Horned helm - A REALLY tough banner, it had small dragons and lots of the knights from the lightning flash banner.
Skull - The toughest banner. It was a horde of skeletons with large malformed demon things that could only be hurt by the Mystic Weapon rune.
The banners, or, as I named them, "hot air balloons" since on the map they resembled squashed red blimps rather, also held a way to lose the game without being killed. If every location on the map was taken over by evil, you would lose.

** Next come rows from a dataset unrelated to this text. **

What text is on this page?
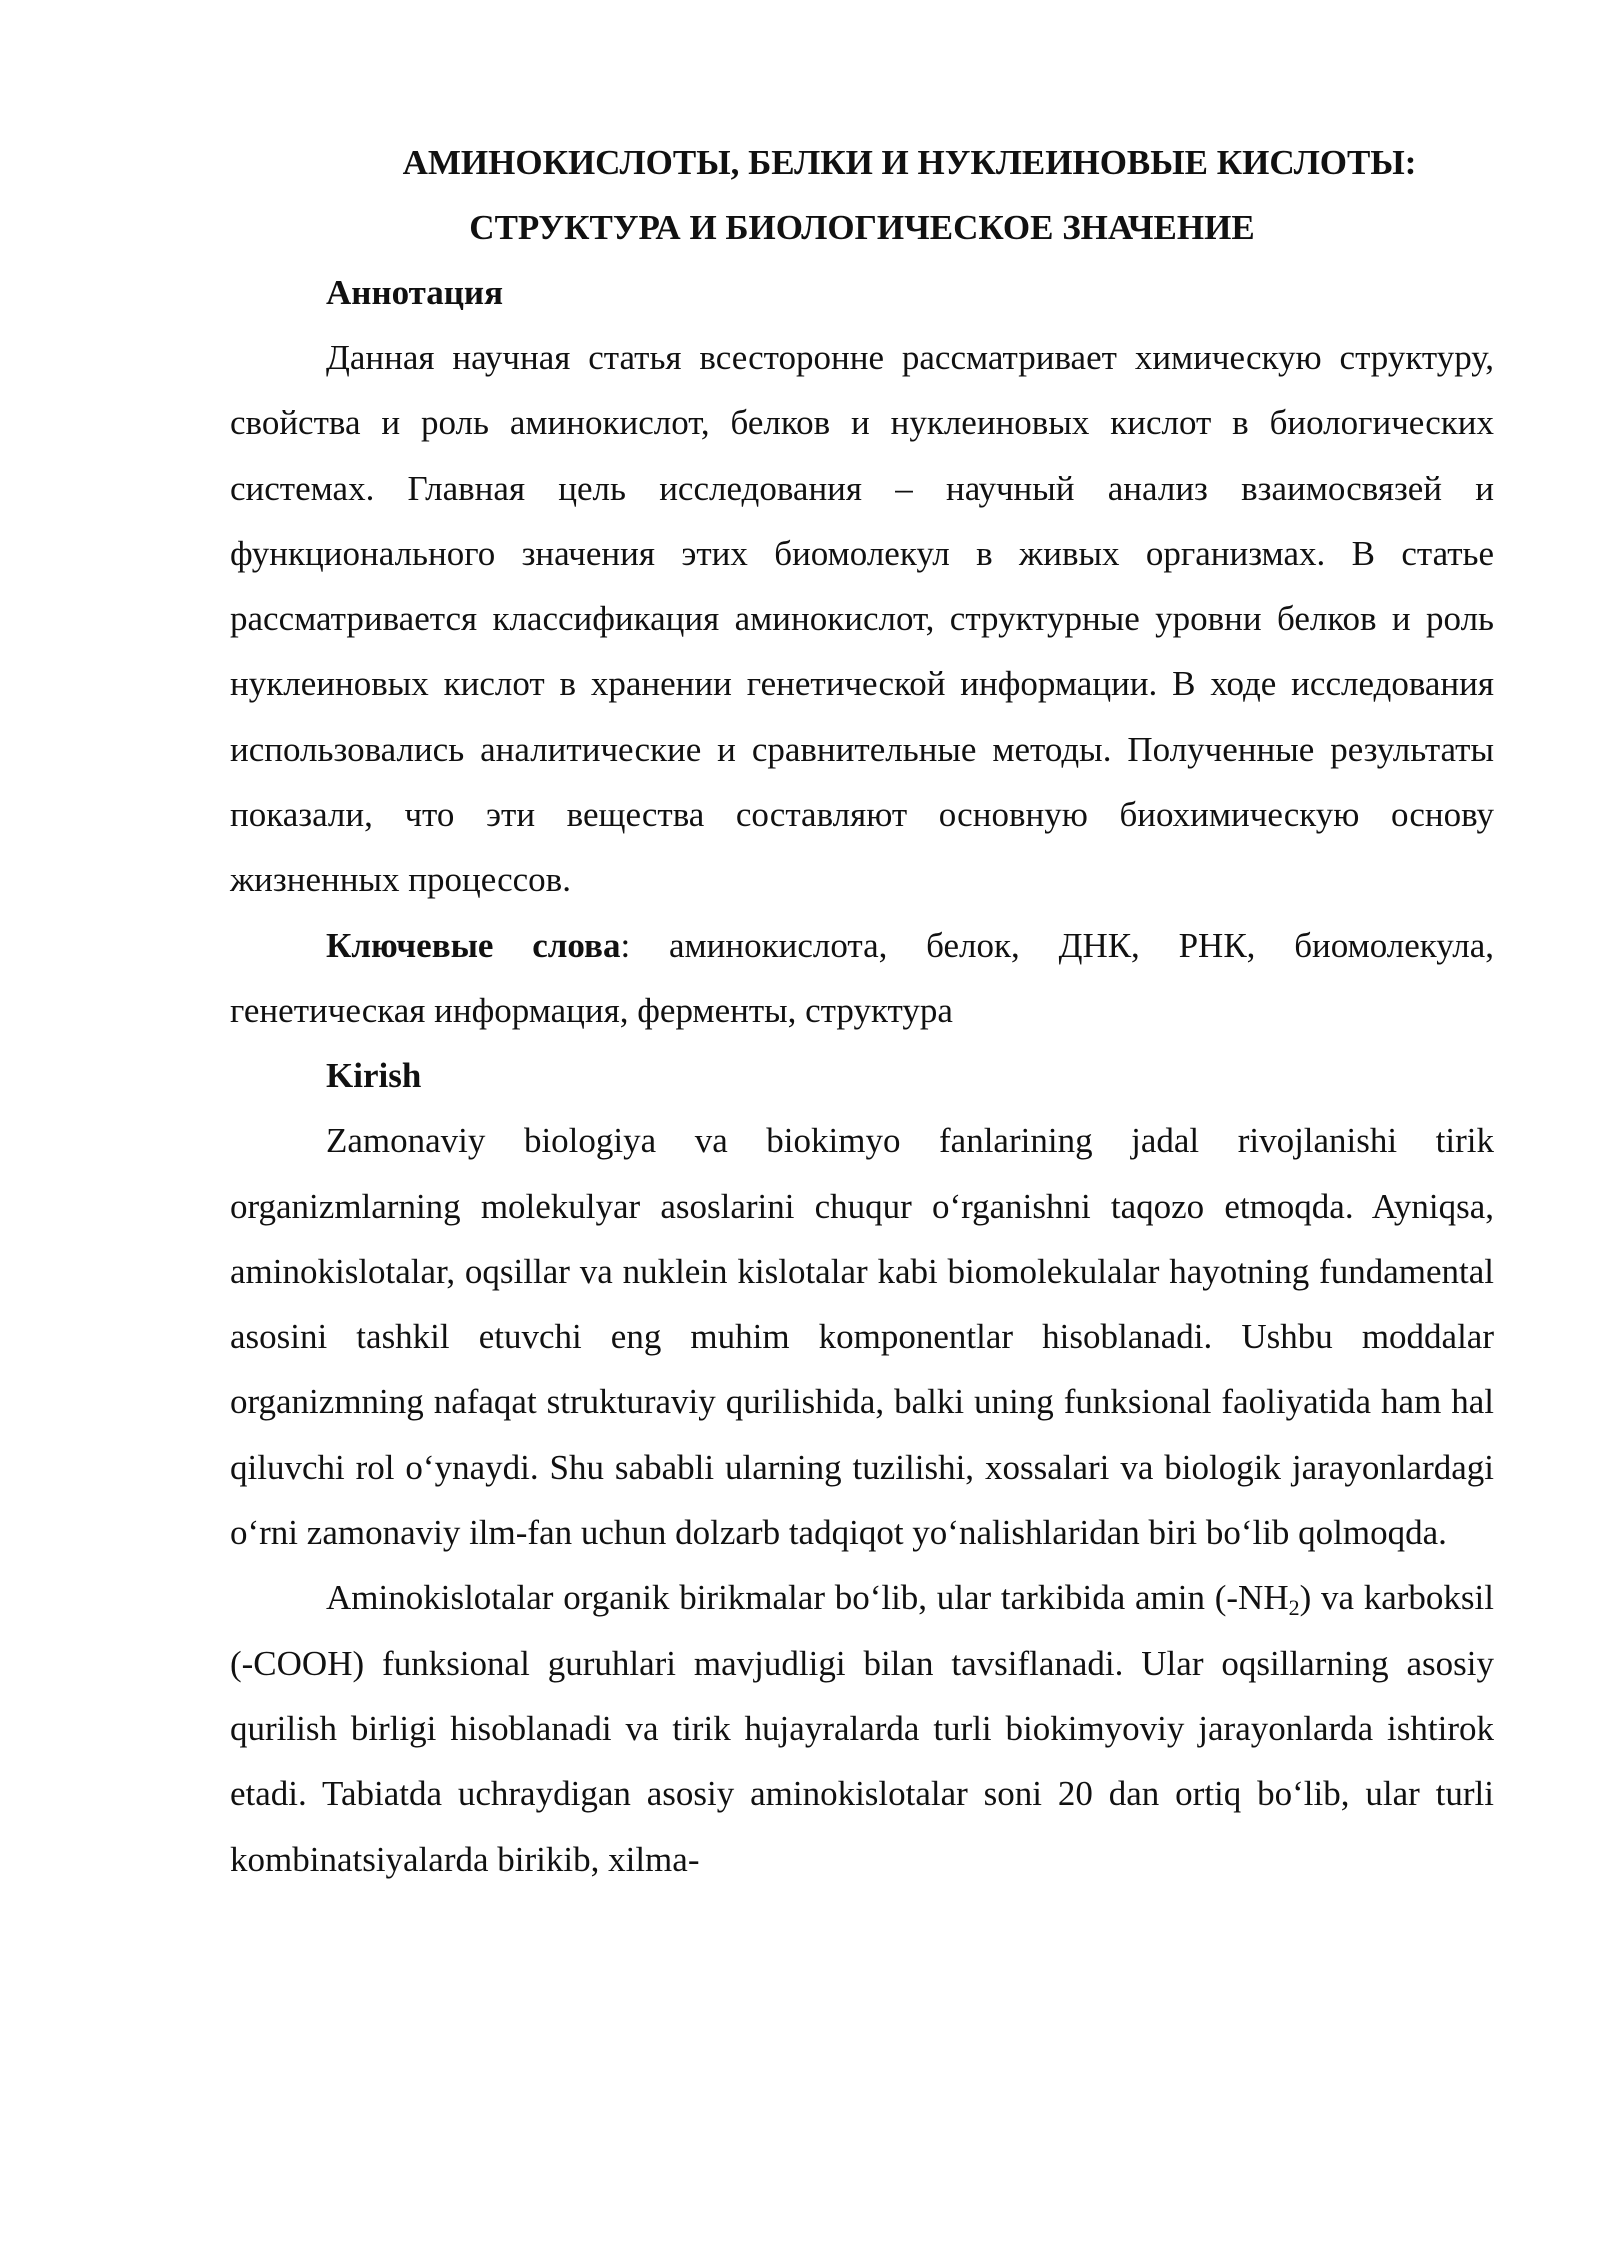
АМИНОКИСЛОТЫ, БЕЛКИ И НУКЛЕИНОВЫЕ КИСЛОТЫ:

СТРУКТУРА И БИОЛОГИЧЕСКОЕ ЗНАЧЕНИЕ

Аннотация

Данная научная статья всесторонне рассматривает химическую структуру, свойства и роль аминокислот, белков и нуклеиновых кислот в биологических системах. Главная цель исследования – научный анализ взаимосвязей и функционального значения этих биомолекул в живых организмах. В статье рассматривается классификация аминокислот, структурные уровни белков и роль нуклеиновых кислот в хранении генетической информации. В ходе исследования использовались аналитические и сравнительные методы. Полученные результаты показали, что эти вещества составляют основную биохимическую основу жизненных процессов.

Ключевые слова: аминокислота, белок, ДНК, РНК, биомолекула, генетическая информация, ферменты, структура

Kirish

Zamonaviy biologiya va biokimyo fanlarining jadal rivojlanishi tirik organizmlarning molekulyar asoslarini chuqur oʻrganishni taqozo etmoqda. Ayniqsa, aminokislotalar, oqsillar va nuklein kislotalar kabi biomolekulalar hayotning fundamental asosini tashkil etuvchi eng muhim komponentlar hisoblanadi. Ushbu moddalar organizmning nafaqat strukturaviy qurilishida, balki uning funksional faoliyatida ham hal qiluvchi rol oʻynaydi. Shu sababli ularning tuzilishi, xossalari va biologik jarayonlardagi oʻrni zamonaviy ilm-fan uchun dolzarb tadqiqot yoʻnalishlaridan biri boʻlib qolmoqda.

Aminokislotalar organik birikmalar boʻlib, ular tarkibida amin $(-NH_2)$ va karboksil (-COOH) funksional guruhlari mavjudligi bilan tavsiflanadi. Ular oqsillarning asosiy qurilish birligi hisoblanadi va tirik hujayralarda turli biokimyoviy jarayonlarda ishtirok etadi. Tabiatda uchraydigan asosiy aminokislotalar soni 20 dan ortiq boʻlib, ular turli kombinatsiyalarda birikib, xilma-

Legend spawned a sequel, named Worlds of Legend which was in turn subtitled Son of the Empire. This was basically more of the same, but with a distinct Oriental feel to it (place names like Iyoto, Wei-Sung, Guidato and Yinn instead of Treihadwyl, Zorendorf, Hightower and Martindale.) I believe that they may well have planned to have another three Legend games, since the link between the first one and Worlds of Legend was the Assassin character. I for one would have liked to see the Runemaster's home land, which I presume could have had an Arabic feel to it.
Therefore, in conclusion, if you can get your hands on a copy of Legend one way or another, do so. Not only was the game, as WyldWynd has said above, quite inspired, but it was also bloody enormous! Highly recommended, even if it is 13 years old.